Ninth Circuit Addresses Class Representative Incentive Awards and Attestation Requirement
A recent Ninth Circuit decision on a class action settlement, In re Apple Inc. Device Performance Litigation, 2022 WL 4492078 (9th Cir. Sept. 28, 2022), received significant attention in the legal media. It addressed several issues of significance to lawyers negotiating class settlements: (1) class representative incentive awards; (2) a requirement that class members attest to having experienced the harm at issue to obtain relief; (3) notice to class members that are legal entities; and (4) the legal standard for settlements negotiated prior to class certification. Here are my thoughts on the court’s treatment of each of these issues:
Incentive Awards: The Ninth Circuit approved incentive awards of $1,500 for named plaintiffs who were not deposed and $3,000 for those who were. It noted that it had previously rejected or criticized awards of $20,000 and $30,000. The Ninth Circuit reiterated its prior position that an incentive award should be consistent with the time and effort spent by the plaintiff, the benefit to the class and any risks taken by the plaintiff. But the award should not put the plaintiff in a “preferred position in the settlement.” The Ninth Circuit rejected the Eleventh Circuit’s view that two 19th century Supreme Court cases prohibit these awards (see my blog post on that), an issue that might reach the Supreme Court. While defendants often view these awards as immaterial from a financial perspective, ensuring smooth sailing of a settlement may warrant researching how they’ve been treated in the circuit before agreeing to a specific amount.

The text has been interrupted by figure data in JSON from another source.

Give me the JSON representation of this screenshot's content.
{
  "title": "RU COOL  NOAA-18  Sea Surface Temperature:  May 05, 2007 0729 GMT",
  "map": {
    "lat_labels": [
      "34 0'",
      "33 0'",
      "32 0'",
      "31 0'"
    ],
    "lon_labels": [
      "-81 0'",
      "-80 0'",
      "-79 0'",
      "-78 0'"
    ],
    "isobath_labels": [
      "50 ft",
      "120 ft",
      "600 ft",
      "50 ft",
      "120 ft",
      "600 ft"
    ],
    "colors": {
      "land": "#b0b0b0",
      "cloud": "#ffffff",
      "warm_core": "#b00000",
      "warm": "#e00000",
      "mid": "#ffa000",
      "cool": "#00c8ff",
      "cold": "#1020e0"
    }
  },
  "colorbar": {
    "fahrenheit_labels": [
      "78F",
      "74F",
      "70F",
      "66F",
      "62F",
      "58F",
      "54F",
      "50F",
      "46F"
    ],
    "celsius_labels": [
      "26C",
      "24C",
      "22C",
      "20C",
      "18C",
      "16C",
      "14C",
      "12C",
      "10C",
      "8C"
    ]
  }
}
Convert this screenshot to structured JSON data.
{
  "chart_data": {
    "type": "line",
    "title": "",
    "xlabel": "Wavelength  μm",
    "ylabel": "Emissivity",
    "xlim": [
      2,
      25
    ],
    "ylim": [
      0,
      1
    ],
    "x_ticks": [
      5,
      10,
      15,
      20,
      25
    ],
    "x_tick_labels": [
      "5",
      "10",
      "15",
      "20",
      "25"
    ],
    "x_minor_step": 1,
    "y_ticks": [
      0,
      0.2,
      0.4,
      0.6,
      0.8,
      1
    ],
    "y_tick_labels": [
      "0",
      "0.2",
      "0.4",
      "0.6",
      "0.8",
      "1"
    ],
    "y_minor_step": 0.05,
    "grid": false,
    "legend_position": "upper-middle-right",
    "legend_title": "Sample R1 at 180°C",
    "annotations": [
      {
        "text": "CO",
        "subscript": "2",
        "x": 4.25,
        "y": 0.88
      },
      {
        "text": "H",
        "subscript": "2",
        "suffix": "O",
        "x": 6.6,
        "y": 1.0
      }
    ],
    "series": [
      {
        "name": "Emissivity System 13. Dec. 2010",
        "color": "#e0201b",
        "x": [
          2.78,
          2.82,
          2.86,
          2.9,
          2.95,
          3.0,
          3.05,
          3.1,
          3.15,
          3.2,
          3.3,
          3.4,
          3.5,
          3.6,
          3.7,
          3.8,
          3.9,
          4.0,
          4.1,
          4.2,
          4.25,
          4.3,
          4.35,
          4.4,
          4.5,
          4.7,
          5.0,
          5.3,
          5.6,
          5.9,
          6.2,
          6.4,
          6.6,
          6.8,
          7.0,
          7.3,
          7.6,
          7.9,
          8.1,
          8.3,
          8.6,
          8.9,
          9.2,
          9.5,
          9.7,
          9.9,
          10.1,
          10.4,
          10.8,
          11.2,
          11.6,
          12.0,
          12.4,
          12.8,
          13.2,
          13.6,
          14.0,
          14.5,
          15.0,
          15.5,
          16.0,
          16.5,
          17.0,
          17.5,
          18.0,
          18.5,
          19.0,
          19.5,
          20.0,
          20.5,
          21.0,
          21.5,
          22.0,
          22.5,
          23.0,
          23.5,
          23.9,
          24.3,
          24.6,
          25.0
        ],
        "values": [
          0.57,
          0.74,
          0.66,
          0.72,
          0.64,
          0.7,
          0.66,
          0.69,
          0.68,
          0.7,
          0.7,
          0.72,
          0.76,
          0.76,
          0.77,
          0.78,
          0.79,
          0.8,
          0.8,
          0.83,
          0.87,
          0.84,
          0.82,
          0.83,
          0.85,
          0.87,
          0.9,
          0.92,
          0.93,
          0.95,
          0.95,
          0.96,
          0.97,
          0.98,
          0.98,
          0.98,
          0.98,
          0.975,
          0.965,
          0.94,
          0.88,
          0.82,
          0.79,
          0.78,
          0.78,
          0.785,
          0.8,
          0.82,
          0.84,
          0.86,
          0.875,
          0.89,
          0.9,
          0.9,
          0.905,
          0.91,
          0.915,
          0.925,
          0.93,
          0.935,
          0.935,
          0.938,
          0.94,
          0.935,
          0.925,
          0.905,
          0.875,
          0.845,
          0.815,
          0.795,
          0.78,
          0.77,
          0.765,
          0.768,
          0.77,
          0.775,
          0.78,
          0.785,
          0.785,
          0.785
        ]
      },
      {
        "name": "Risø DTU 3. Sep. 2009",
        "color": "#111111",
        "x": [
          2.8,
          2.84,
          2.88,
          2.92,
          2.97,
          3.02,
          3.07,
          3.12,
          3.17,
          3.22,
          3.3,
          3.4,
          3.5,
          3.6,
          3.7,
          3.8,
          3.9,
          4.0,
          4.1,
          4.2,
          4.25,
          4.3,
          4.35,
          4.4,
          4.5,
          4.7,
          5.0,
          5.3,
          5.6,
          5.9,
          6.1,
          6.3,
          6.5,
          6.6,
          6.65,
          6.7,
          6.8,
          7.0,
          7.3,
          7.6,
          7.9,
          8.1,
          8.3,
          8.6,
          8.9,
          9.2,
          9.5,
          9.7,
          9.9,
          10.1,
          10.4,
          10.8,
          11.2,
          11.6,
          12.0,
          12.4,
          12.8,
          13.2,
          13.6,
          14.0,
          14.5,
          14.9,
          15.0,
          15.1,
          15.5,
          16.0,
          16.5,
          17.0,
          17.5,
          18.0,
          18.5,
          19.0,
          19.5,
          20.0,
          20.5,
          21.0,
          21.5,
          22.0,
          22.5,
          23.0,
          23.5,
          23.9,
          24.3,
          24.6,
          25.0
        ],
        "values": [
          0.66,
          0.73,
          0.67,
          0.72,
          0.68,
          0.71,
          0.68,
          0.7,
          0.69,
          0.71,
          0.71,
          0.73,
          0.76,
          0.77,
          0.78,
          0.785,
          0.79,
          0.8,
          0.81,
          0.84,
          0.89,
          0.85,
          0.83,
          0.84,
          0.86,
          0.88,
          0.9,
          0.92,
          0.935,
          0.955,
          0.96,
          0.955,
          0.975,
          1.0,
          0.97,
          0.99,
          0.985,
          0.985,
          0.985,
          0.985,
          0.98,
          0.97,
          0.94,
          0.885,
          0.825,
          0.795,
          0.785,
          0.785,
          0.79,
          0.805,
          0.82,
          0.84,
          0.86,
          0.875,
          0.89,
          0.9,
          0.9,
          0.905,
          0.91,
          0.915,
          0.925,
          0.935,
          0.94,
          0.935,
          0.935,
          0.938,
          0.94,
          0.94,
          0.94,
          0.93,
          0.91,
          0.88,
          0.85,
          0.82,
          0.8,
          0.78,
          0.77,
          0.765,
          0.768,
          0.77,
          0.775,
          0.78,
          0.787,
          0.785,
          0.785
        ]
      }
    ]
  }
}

Attestation Requirement: The plaintiffs brought statutory and other claims based on allegations that Apple’s updated version of iPhone software slowed the phones’ performance without disclosing this at the time it released the updates. The settlement class was defined as all owners of certain iPhones at the relevant time, but cash payments were made available only to class members who attested under penalty of perjury that they experienced the diminished performance during the relevant timeframe. The Ninth Circuit found this appropriate because a class member who could not attest to this would have a “valueless claim.” The Ninth Circuit rejected an argument that class members who did not experience (or notice) the problem lacked standing because it concluded that allegations that all putative class members experienced the problem were sufficient where the case settled at the pleading stage.
Notice to Non-Individual Class Members: Some class members were businesses that bought iPhones for their employees. Apple told the district court it did not have contact information for corporate purchasers, so notice was given to all individuals who had registered iPhones through Apple, including individual employees of businesses. The Ninth Circuit found this sufficient.
Legal Standard for Settlements: The Ninth Circuit vacated and remanded the district court’s approval of the settlement because the district court’s order, while thorough, stated that it had presumed that the settlement was fair and reasonable. This was contrary to Ninth Circuit precedent that such a presumption must not be applied for settlements reached prior to class certification. There isn’t much that practitioners can do to avoid this except make sure that any proposed order submitted to the trial court recites the latest legal standards in the circuit. Perhaps you could request correction of an order after it is issued if it does not recite the correct standard and an objector is likely to appeal.